Les suivant du regard, je les vis accourir vers la table des musiciens et ils s’assirent avec eux pour leur parler.
-Patrick, tu n’as pas à faire de spectacle ce soir, tu as une mine terrible, dit Yukari d’une voix douce.
-Bah! Ce n’est pas quelque chose de si terrible et ça va leur faire plaisir, dis-je en lui souriant.
-Qu’est-ce que tu vas nous jouer, alors?, demanda Hiromi avec avidité.
Oups! Je n’avais pas pensé à celle-là... Qu’est-ce que les gens aimaient comme musique dans cet endroit? Les clients avaient l’air guindés et je ne connaissais que deux ou trois airs de musique classique.

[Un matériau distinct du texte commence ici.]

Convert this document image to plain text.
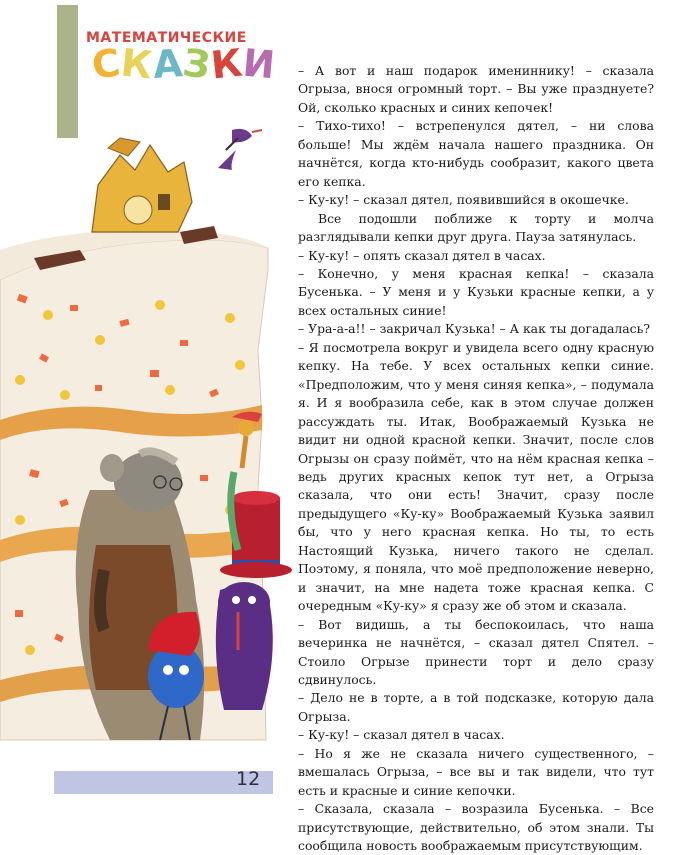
МАТЕМАТИЧЕСКИЕ
СКАЗКИ – А вот и наш подарок имениннику! – сказала Огрыза, внося огромный торт. – Вы уже празднуете? Ой, сколько красных и синих кепочек!

– Тихо-тихо! – встрепенулся дятел, – ни слова больше! Мы ждём начала нашего праздника. Он начнётся, когда кто-нибудь сообразит, какого цвета его кепка.

– Ку-ку! – сказал дятел, появившийся в окошечке.

Все подошли поближе к торту и молча разглядывали кепки друг друга. Пауза затянулась.

– Ку-ку! – опять сказал дятел в часах.

– Конечно, у меня красная кепка! – сказала Бусенька. – У меня и у Кузьки красные кепки, а у всех остальных синие!

– Ура-а-а!! – закричал Кузька! – А как ты догадалась?

– Я посмотрела вокруг и увидела всего одну красную кепку. На тебе. У всех остальных кепки синие. «Предположим, что у меня синяя кепка», – подумала я. И я вообразила себе, как в этом случае должен рассуждать ты. Итак, Воображаемый Кузька не видит ни одной красной кепки. Значит, после слов Огрызы он сразу поймёт, что на нём красная кепка – ведь других красных кепок тут нет, а Огрыза сказала, что они есть! Значит, сразу после предыдущего «Ку-ку» Воображаемый Кузька заявил бы, что у него красная кепка. Но ты, то есть Настоящий Кузька, ничего такого не сделал. Поэтому, я поняла, что моё предположение неверно, и значит, на мне надета тоже красная кепка. С очередным «Ку-ку» я сразу же об этом и сказала.

– Вот видишь, а ты беспокоилась, что наша вечеринка не начнётся, – сказал дятел Спятел. – Стоило Огрызе принести торт и дело сразу сдвинулось.

– Дело не в торте, а в той подсказке, которую дала Огрыза.

– Ку-ку! – сказал дятел в часах.

– Но я же не сказала ничего существенного, – вмешалась Огрыза, – все вы и так видели, что тут есть и красные и синие кепочки.

– Сказала, сказала – возразила Бусенька. – Все присутствующие, действительно, об этом знали. Ты сообщила новость воображаемым присутствующим.

12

Comme je ne voulais que jouer deux ou trois chansons, j’allais simplement devoir fouiller dans le répertoire de celles que je connaissais.... Je ressentis une certaine déception en voyant les musiciens quitter leur table (j’aurais préféré rester bien peinard à ma table avec mes amis) pour se diriger vers la scène alors que Masahiko et Shion revenaient vers nous, un grand sourire aux lèvres. En s’asseyant Masahiko dit:
-Je leur ai dit que tu ne parlais pas japonais, mais ils comprennent très bien l’anglais, alors tu n’aurais qu’à t’exprimer dans cette langue avec eux. Vas-y, ils t’attendent!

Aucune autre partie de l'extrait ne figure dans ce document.